Whether at the Flats or its slightly less scuffed-up home on Beach Street, live music has been an undeniable thread in Shorty’s history. This legacy dates back to Mack, who played fiddle in its cramped confines. Those performances paved the way for some of the state’s biggest musical acts, including Willie Nelson, Gary P. Nunn, Patsy Jones, Larry Joe Taylor, and country rock vocalist J.W. George of Bandera, Mack’s great-grandson.

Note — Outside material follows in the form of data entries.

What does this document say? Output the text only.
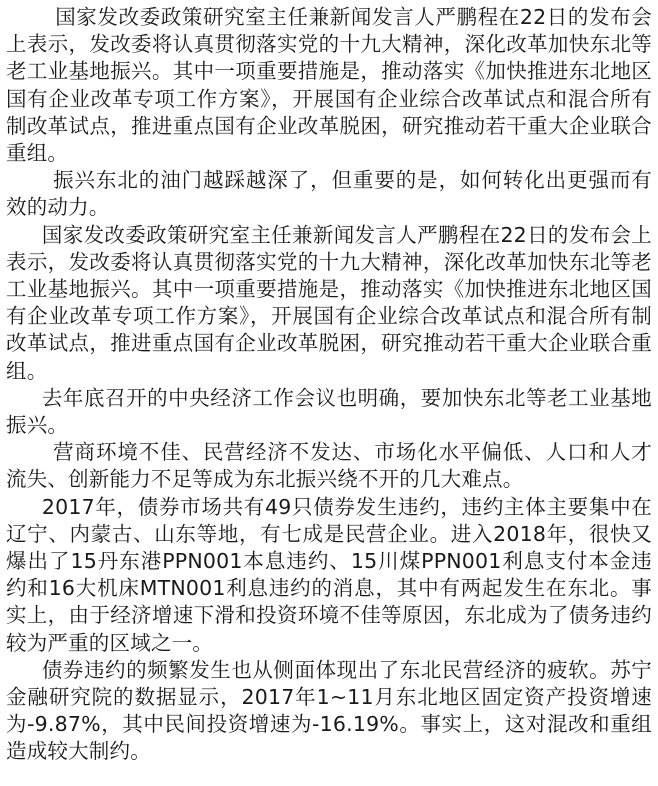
国家发改委政策研究室主任兼新闻发言人严鹏程在22日的发布会上表示，发改委将认真贯彻落实党的十九大精神，深化改革加快东北等老工业基地振兴。其中一项重要措施是，推动落实《加快推进东北地区国有企业改革专项工作方案》，开展国有企业综合改革试点和混合所有制改革试点，推进重点国有企业改革脱困，研究推动若干重大企业联合重组。

振兴东北的油门越踩越深了，但重要的是，如何转化出更强而有效的动力。

国家发改委政策研究室主任兼新闻发言人严鹏程在22日的发布会上表示，发改委将认真贯彻落实党的十九大精神，深化改革加快东北等老工业基地振兴。其中一项重要措施是，推动落实《加快推进东北地区国有企业改革专项工作方案》，开展国有企业综合改革试点和混合所有制改革试点，推进重点国有企业改革脱困，研究推动若干重大企业联合重组。

去年底召开的中央经济工作会议也明确，要加快东北等老工业基地振兴。

营商环境不佳、民营经济不发达、市场化水平偏低、人口和人才流失、创新能力不足等成为东北振兴绕不开的几大难点。

2017年，债券市场共有49只债券发生违约，违约主体主要集中在辽宁、内蒙古、山东等地，有七成是民营企业。进入2018年，很快又爆出了15丹东港PPN001本息违约、15川煤PPN001利息支付本金违约和16大机床MTN001利息违约的消息，其中有两起发生在东北。事实上，由于经济增速下滑和投资环境不佳等原因，东北成为了债务违约较为严重的区域之一。

债券违约的频繁发生也从侧面体现出了东北民营经济的疲软。苏宁金融研究院的数据显示，2017年1~11月东北地区固定资产投资增速为-9.87%，其中民间投资增速为-16.19%。事实上，这对混改和重组造成较大制约。
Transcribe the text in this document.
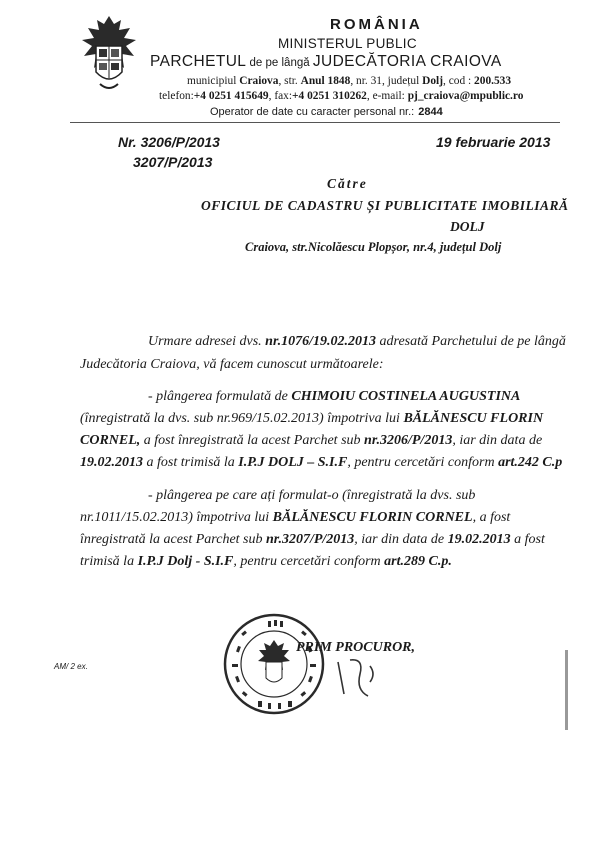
ROMÂNIA
MINISTERUL PUBLIC
PARCHETUL de pe lângă JUDECĂTORIA CRAIOVA
municipiul Craiova, str. Anul 1848, nr. 31, județul Dolj, cod : 200.533
telefon:+4 0251 415649, fax:+4 0251 310262, e-mail: pj_craiova@mpublic.ro
Operator de date cu caracter personal nr.: 2844
Nr. 3206/P/2013
3207/P/2013
19 februarie 2013
Către
OFICIUL DE CADASTRU ȘI PUBLICITATE IMOBILIARĂ
DOLJ
Craiova, str.Nicolăescu Plopșor, nr.4, județul Dolj
Urmare adresei dvs. nr.1076/19.02.2013 adresată Parchetului de pe lângă
Judecătoria Craiova, vă facem cunoscut următoarele:
- plângerea formulată de CHIMOIU COSTINELA AUGUSTINA
(înregistrată la dvs. sub nr.969/15.02.2013) împotriva lui BĂLĂNESCU FLORIN
CORNEL, a fost înregistrată la acest Parchet sub nr.3206/P/2013, iar din data de
19.02.2013 a fost trimisă la I.P.J DOLJ – S.I.F, pentru cercetări conform art.242 C.p
- plângerea pe care ați formulat-o (înregistrată la dvs. sub
nr.1011/15.02.2013) împotriva lui BĂLĂNESCU FLORIN CORNEL, a fost
înregistrată la acest Parchet sub nr.3207/P/2013, iar din data de 19.02.2013 a fost
trimisă la I.P.J Dolj - S.I.F, pentru cercetări conform art.289 C.p.
PRIM PROCUROR,
AM/ 2 ex.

An old fashioned photo of two people standing in a bar

Gladys “Shorty” Fowler and husband Mack. Photo courtesy Jimmy Gates

A woman wearing a blue shirt smiles next to a bar tip jar

The bar’s outside service window

Two men sit on a wooden bench reading newspapers

Regulars take a load off

Although the new Shorty’s location is the latest addition to a two-block entertainment and dining district on Beach Street, Myers continues a weekend rotation of live rock, country, and blues music. There is no cover charge and food is still free on Sundays—typically jambalaya, tamales, and chili dogs provided by the owner. That kind of seamless transition is tangibly epitomized in the bar, which was split in half during the move. One would never notice though after Jordan used a closely matched wood grain laminate and pressure-treated pine to replicate the original.

“Going to Shorty’s always had the feeling of coming home, knowing you’re in a good place. I didn’t know if that feeling could be recreated in another location, but walking inside the night of the reopening was like witnessing a magic trick,” says Andrea Shaw, Jordan’s partner and the regular caterer behind the bar’s traditional Pig Party. “It was exactly the same as always. The only difference is now you watch the sunset from the front porch and the hats on the ceiling are clean.”